Traverse City Record-Eagle


March 25, 2013

Campaign to help others started with an annoying little penny

It started with an annoying penny Carrie Charron found on the floor of her car. It seemed she found them everywhere and that one penny in her car started Carrie thinking “what if.”

What if ... she had a hundred pennies lying around her house. That would be a $1 she could use for fast food or a beverage or at the dollar store. What if ... everyone had that many pennies lying around. What if ... everyone living in the Traverse City area put them together. That would be thousands of dollars in spare change — annoying little pennies — that could be helping people in the community.

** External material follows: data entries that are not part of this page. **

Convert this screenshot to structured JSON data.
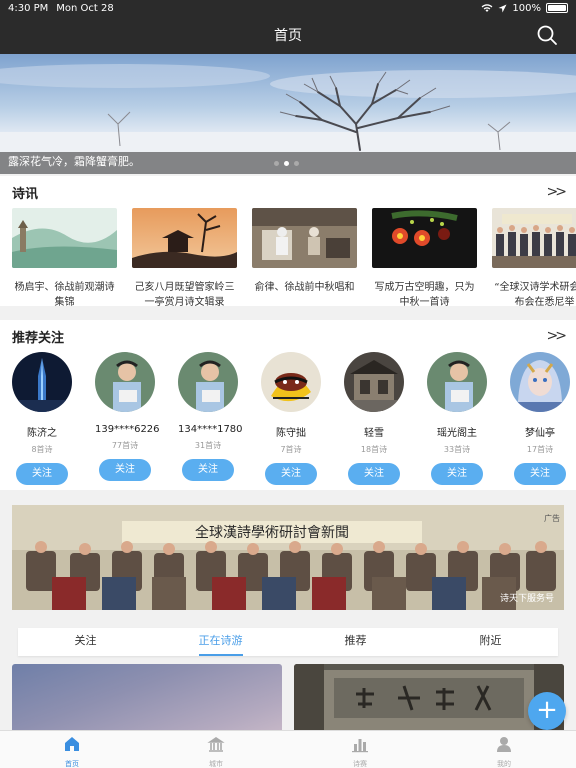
{
  "status": {
    "time": "4:30 PM",
    "date": "Mon Oct 28",
    "battery": "100%",
    "battery_level": 1.0
  },
  "nav": {
    "title": "首页",
    "search_icon": "search-icon"
  },
  "banner": {
    "caption": "露深花气冷，霜降蟹膏肥。",
    "page_count": 3,
    "current_page": 1
  },
  "news": {
    "title": "诗讯",
    "items": [
      {
        "text": "杨启宇、徐战前观潮诗集锦"
      },
      {
        "text": "己亥八月既望管家岭三一亭赏月诗文辑录"
      },
      {
        "text": "俞律、徐战前中秋唱和"
      },
      {
        "text": "写成万古空明趣，只为中秋一首诗"
      },
      {
        "text": "“全球汉诗学术研会”发布会在悉尼举"
      }
    ]
  },
  "follow": {
    "title": "推荐关注",
    "button_label": "关注",
    "items": [
      {
        "name": "陈济之",
        "count": "8首诗"
      },
      {
        "name": "139****6226",
        "count": "77首诗"
      },
      {
        "name": "134****1780",
        "count": "31首诗"
      },
      {
        "name": "陈守拙",
        "count": "7首诗"
      },
      {
        "name": "轻雪",
        "count": "18首诗"
      },
      {
        "name": "瑶光阁主",
        "count": "33首诗"
      },
      {
        "name": "梦仙亭",
        "count": "17首诗"
      }
    ]
  },
  "ad": {
    "label": "广告",
    "banner_text": "全球漢詩學術研討會新聞",
    "watermark": "诗天下服务号"
  },
  "tabs": {
    "items": [
      "关注",
      "正在诗游",
      "推荐",
      "附近"
    ],
    "active": 1
  },
  "fab": {
    "label": "+"
  },
  "tabbar": {
    "items": [
      {
        "label": "首页",
        "icon": "home-icon",
        "active": true
      },
      {
        "label": "城市",
        "icon": "city-icon",
        "active": false
      },
      {
        "label": "诗赛",
        "icon": "chart-icon",
        "active": false
      },
      {
        "label": "我的",
        "icon": "person-icon",
        "active": false
      }
    ]
  },
  "colors": {
    "accent": "#4a9ee8",
    "follow_button": "#5aaef0",
    "bar": "#2b2b2b"
  }
}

Figuring it had to start somewhere, Carrie, who works at Skilled Manufacturing Aerospace, took jars in to work and created a sign labeled “Pennies for Poverty” asking her fellow employees to donate their spare pennies to help others.

“In just a four-month time period, 70 employees donated over $100 in pennies that we gave to Father Fred to help people in need,” Carrie wrote. “We continue to do so by placing a five-gallon bucket in the cafeteria. Employees fill it whenever they have pennies in their pockets.”

Carrie’s wish is that her idea becomes a nationwide effort for businesses and individuals.

“Truly there would be trillions of pennies that would be turned into millions of dollars a year to help the needy,” Carrie wrote. “I hope that anyone and everyone can see what one little penny given by many can do to help others.”


The fourth annual “Food for Families” drive, sponsored by Father Karl Council of the Knights of Columbus at St. Patrick Catholic Church and St. Mary’s Catholic Church, was very successful and concluded as the Lenten season began.

Ric’s Food Market donated 300 grocery bags for the food drive, making it easier for people to remember to fill and return the bags. This helped the drive collect more than 200 bags of food, which weighed 2,833 pounds. The donations were given to the St. Patrick Pantry, which served 3, 782 in 2012, and the Kingsley United Methodist Pantry, which served 1,234 last year, and the need continues to increase.